UK Fiscal Policy: More Letters

This FT article reports on two letters it publishes today (the article provides links to the letters) which argue against a more aggressive approach to fiscal consolidation.

3 thoughts on “UK Fiscal Policy: More Letters”

  1. The conclusion of the FT editorial was interesting, in my view.

    “Friday’s letters are an embarrassment for the Tories, above all, who sought to capitalise on the first letter. They must learn – soon – that their desire for simple political messages is no excuse for nuance-free policy positions”.

    Also in the editorial, the point was made that gilt yields immeditely rose when monthly tax returns undershot consensus estimates. Perhaps the general lesson is that bond investors are looking closely at tax returns, and give a thumbs up to those economies where tax revenues are reviving, and a thumbs down where they continue to decline.
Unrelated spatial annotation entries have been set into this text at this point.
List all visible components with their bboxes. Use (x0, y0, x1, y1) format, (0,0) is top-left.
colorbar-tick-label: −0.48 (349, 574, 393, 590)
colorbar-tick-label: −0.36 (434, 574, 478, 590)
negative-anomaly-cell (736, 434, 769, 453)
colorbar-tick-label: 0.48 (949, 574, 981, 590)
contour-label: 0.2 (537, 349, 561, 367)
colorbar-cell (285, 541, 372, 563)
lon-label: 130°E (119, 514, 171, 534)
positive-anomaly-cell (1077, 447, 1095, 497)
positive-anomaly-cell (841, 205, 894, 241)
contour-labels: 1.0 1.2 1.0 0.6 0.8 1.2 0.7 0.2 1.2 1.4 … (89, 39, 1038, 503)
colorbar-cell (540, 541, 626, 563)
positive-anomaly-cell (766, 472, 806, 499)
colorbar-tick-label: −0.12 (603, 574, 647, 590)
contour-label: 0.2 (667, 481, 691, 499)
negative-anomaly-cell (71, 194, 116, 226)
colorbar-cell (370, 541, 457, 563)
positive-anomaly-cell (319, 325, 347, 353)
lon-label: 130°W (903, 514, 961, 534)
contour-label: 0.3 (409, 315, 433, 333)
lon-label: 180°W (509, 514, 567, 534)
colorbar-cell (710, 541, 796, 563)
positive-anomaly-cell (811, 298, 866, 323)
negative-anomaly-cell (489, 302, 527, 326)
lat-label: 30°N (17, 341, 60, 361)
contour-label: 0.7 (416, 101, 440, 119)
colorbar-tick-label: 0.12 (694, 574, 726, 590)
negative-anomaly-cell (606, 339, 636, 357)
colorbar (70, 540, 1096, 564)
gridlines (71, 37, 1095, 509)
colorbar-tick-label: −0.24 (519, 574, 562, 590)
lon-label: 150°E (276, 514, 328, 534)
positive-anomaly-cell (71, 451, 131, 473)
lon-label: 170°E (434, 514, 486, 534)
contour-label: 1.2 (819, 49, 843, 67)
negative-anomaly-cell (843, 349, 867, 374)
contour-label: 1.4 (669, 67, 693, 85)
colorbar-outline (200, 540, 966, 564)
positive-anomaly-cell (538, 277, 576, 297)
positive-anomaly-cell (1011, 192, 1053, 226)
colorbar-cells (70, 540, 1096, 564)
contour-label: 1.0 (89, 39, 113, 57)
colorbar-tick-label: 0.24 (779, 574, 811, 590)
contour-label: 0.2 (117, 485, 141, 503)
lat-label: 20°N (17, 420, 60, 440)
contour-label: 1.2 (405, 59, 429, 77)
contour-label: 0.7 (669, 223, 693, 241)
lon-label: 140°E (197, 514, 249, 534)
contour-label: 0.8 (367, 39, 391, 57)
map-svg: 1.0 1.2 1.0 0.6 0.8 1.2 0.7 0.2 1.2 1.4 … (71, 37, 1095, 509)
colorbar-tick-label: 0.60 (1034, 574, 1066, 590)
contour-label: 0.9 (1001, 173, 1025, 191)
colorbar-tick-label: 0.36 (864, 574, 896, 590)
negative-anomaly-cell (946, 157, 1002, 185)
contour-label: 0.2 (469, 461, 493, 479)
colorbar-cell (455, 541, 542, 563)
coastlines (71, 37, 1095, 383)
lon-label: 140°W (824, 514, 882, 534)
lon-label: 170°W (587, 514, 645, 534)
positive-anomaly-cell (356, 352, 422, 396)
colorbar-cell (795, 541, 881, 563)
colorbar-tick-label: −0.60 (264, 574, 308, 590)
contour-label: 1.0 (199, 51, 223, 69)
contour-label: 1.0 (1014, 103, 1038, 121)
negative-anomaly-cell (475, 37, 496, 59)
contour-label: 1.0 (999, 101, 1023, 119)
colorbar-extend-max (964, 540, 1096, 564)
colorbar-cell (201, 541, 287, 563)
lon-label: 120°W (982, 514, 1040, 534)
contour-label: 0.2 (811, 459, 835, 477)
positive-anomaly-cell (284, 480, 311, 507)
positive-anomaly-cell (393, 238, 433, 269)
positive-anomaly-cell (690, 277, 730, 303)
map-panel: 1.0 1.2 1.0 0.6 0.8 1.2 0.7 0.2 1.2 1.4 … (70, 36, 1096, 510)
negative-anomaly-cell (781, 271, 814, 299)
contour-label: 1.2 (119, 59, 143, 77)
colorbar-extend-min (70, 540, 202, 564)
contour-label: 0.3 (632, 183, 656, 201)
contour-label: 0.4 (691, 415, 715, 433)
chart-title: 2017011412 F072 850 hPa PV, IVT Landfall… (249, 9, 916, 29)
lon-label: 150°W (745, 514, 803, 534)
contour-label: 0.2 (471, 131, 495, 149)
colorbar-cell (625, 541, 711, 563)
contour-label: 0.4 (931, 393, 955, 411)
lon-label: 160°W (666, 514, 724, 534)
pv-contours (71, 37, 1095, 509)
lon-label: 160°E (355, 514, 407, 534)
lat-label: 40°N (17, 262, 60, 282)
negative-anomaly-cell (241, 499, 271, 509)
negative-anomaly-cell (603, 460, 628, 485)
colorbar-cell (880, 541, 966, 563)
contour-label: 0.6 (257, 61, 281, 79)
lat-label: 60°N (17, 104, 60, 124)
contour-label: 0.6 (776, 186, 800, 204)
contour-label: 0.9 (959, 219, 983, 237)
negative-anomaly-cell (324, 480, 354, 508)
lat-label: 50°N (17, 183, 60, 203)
  2. Gavyn Davies, who has some form in this area, provides an interesting overview in today’s UK Guardian:
    http://www.guardian.co.uk/commentisfree/2010/feb/19/economists-letters-fiscal-cuts-policy

    It prompts two observations. First, this battle is being engaged via letters to the editors of broadsheets – the utlimate confirmation of impotence – and parliament has no means of assessing and forming a settled position on these divergent opinions that have such a major bearing on future fiscal and economic policy and, then, of imposing its will on government.
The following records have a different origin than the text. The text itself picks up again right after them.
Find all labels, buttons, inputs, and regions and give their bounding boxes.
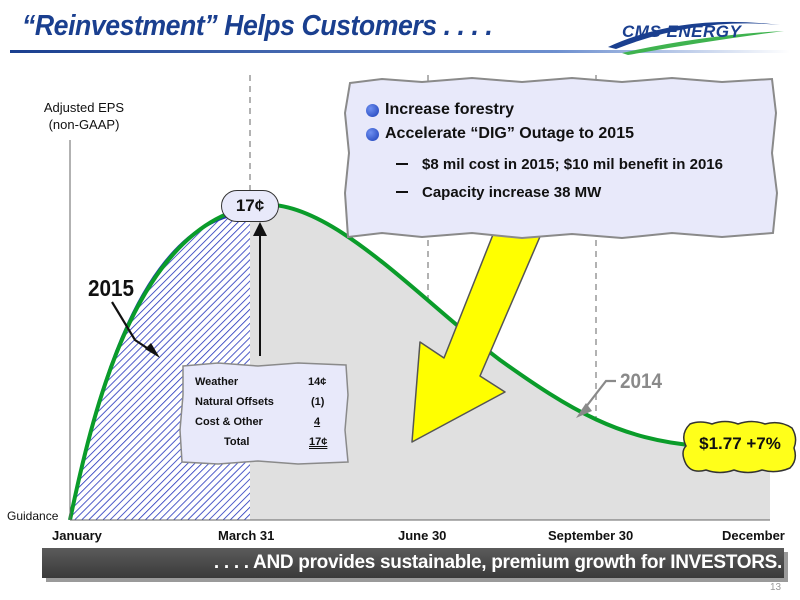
callout-17-cents: 17¢: [221, 190, 279, 222]
cms-energy-logo: [608, 21, 784, 55]
yellow-arrow: [411, 231, 543, 443]
breakdown-value: 4: [314, 416, 321, 428]
breakdown-label: Natural Offsets: [195, 396, 274, 408]
x-tick-label: March 31: [218, 528, 275, 543]
x-tick-label: December: [722, 528, 785, 543]
result-label: $1.77 +7%: [699, 434, 781, 453]
callout-arrowhead: [253, 222, 267, 236]
result-burst: [682, 420, 797, 474]
label-2015-arrowhead: [145, 343, 160, 358]
dash-icon: [396, 191, 408, 193]
page-title: “Reinvestment” Helps Customers . . . .: [22, 10, 493, 42]
breakdown-label: Weather: [195, 376, 239, 388]
series-label-2015: 2015: [88, 275, 135, 301]
bullet-text: Accelerate “DIG” Outage to 2015: [385, 125, 634, 142]
footer-text: . . . . AND provides sustainable, premiu…: [213, 552, 782, 573]
y-axis-label: Adjusted EPS (non-GAAP): [43, 100, 125, 132]
breakdown-box: [179, 362, 349, 465]
x-tick-label: September 30: [548, 528, 634, 543]
series-line-2014: [68, 202, 771, 521]
label-2014-pointer: [581, 379, 616, 413]
label-2014-arrowhead: [576, 403, 592, 418]
guidance-baseline-label: Guidance: [7, 509, 59, 523]
x-tick-label: June 30: [398, 528, 447, 543]
sub-bullet-text: Capacity increase 38 MW: [422, 183, 602, 201]
dash-icon: [396, 163, 408, 165]
bullet-item: Increase forestry: [366, 98, 776, 122]
footer-banner: [42, 548, 784, 578]
sub-bullet-text: $8 mil cost in 2015; $10 mil benefit in …: [422, 155, 723, 173]
breakdown-total-label: Total: [224, 436, 250, 448]
sub-bullet-item: $8 mil cost in 2015; $10 mil benefit in …: [366, 150, 776, 178]
breakdown-total-value: 17¢: [309, 436, 328, 448]
series-label-2014: 2014: [620, 370, 663, 393]
note-bubble: [343, 76, 779, 240]
breakdown-value: 14¢: [308, 376, 327, 388]
breakdown-value: (1): [311, 396, 325, 408]
bullet-dot-icon: [366, 103, 379, 117]
bullet-item: Accelerate “DIG” Outage to 2015: [366, 122, 776, 146]
page-number: 13: [770, 582, 782, 593]
note-bubble-content: Increase forestry Accelerate “DIG” Outag…: [366, 98, 776, 206]
sub-bullet-item: Capacity increase 38 MW: [366, 178, 776, 206]
logo-text: CMS ENERGY: [622, 22, 742, 41]
x-tick-label: January: [52, 528, 102, 543]
bullet-text: Increase forestry: [385, 101, 514, 118]
breakdown-label: Cost & Other: [195, 416, 263, 428]
title-divider: [10, 50, 790, 53]
bullet-dot-icon: [366, 127, 379, 141]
    Secondly, as in the dog that didn’t bark and as further proof of the impotence of parliament in Ireland – and in the context of, possibly, deeper crises, there is considerably less decision-informing debate in Ireland.

    The debate on this site, such as it, seems to be – and probably never could be more than – an academic parlour game that the great unwashed are privileged to observe – and on which they are gracefully permitted to comment.